I visited the Placa Real (where my awesome hostel, Kabul, was located) as well as the Placa Catalunya, where I fed some pigeons my bread crust. I also spent several mornings navigating La Boqueria, the fabulously colourful market (lots of very fresh seafood and fruit, among lots of other things); and even made my lunch there a couple of times.
On the day after I sprained my ankle, I thought it would be a good idea to go to the beach. The laying down part and the swimming parts were fine… but getting out was nearly impossible! The tiny pebbly slope to get out was hard enough to navigate with my weak ankle, but light waves kept coming and knocking me back before I could get to the top. I eventually had to turn around, sit down, and shuffle backwards out of the water on my bum to get out. People were probably wondering what in the world I was doing. Although once I got out of the water it was probably pretty evident, as at this point one foot/ankel were huge and very “colourful”.
I also enjoyed some nightlife with increasingly large groups of people I had met at the hostel, or in earlier cities (mostly solo travellers, strangely). One night was a not-as-good-as-others organized pubcrawl, another was just chilling in the hostel pub, and another was pub hopping on our own, including one place, El Bosc de les Fades – the fairy woods – a super creepy place that apparently used to be the horror section of the wax museum, and is in a haunted-looking castle area, abandoned mine-looking area, and haunted woods area – where all the trees had faces. Definitely different.
And… the sites I did see were the Gaudi sites. (The modernist architect!). First I hit his famous – and still famously unfinished – cathedral, La Sagrada Familia with its towers that look like they are melting. Then it was to Casa Mila, a housing complex he did in the 1920’s. I actually went in this one (that looks like waves and seaweed from the outside). One apartment was set up as it would have been in the days after it was built, and then there were some fantastic art deco pieces (and some for sale in the shop) as well as a museum on Gaudi’s pieces. The grand finale was the roof, which is as wavy as the sides…. unfortunately, it had just started to rain, and it was a bit slippery – combined with the fact that my stair climbing skills were still sub-par (due to the ankle!) and that the roof is ALL stairs; up and down…. well; needless to say; my appreciation of the giant helmet like protrusions was less than it usually would have been (because I thought I was going to die).

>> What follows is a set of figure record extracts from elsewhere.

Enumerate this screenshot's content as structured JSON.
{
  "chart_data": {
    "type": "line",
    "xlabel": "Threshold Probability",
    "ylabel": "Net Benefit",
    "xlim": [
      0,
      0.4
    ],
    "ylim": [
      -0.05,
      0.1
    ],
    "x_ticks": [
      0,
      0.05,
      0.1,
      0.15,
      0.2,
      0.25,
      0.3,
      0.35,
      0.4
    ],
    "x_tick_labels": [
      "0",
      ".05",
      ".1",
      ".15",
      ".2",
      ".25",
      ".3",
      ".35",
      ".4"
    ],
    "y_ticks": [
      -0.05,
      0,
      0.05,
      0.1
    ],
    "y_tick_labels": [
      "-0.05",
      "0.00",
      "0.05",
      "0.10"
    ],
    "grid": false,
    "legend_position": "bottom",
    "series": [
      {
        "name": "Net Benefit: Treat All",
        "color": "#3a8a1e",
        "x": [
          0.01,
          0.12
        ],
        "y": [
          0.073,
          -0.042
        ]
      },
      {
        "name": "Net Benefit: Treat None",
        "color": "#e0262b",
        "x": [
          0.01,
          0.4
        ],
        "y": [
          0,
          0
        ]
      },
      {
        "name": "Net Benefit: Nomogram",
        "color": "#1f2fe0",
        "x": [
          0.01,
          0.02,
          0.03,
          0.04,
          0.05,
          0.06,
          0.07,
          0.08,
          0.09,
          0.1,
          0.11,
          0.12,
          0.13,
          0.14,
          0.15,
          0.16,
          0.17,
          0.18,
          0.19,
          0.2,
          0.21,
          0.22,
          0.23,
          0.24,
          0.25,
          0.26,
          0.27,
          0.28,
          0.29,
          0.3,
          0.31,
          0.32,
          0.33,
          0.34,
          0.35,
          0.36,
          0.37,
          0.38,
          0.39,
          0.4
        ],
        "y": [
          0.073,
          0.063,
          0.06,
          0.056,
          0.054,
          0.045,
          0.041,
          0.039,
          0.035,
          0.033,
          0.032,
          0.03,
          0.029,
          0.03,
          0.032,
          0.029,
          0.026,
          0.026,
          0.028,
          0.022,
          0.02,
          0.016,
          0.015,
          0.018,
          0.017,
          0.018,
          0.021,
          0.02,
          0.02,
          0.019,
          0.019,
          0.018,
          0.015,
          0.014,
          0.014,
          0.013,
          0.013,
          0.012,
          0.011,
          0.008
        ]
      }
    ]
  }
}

Anyway; the next day I was walking somewhat better, and made it to Casa Battlo, another Gaudi house (with animal-skull looking balconies, bone-looking railings, waves, and colourful mosaic walls). The bonus is that this is on the “Block of Discord”, so named because there are 2 other modernist houses on the same block other than Casa Battlo, which was lovely for my viewing pleasure.
My last day of Spain wasn’t spent in Barcelona, but partially in travel…. and partially in Figueres, a town about an hour and a half (by train) up the coast. Why Figueres, you ask? Well, it is the location of the “Theater Museum” of my very favourite (and surrealist) painter; Salvador Dali. The Dali Teatro Museo also says it is the largest surrealist structure in the world. I believe it. It is situated in an old theater; which on one end is bright red and gold and lined with giant eggs. Near the entrance; there is a statue bust with…. a statue bust on his head. And if you were able to see my pictures from Florence with the many groaning lion statues with pigeons on their heads, you would know how much I appreciate that sort of thing.
And inside…. ah. A great deal of Dali’s paintings; some of his installations and sculptures (including the room that looks like Mae West’s face – the lips are a big leather couch; the eyes are paintings….); and a good deal of random surrealism. Oh, and Dali’s imposing tomb in the basement.
So my Spain was modernism, surrealism, markets, and warmth (palm trees and all).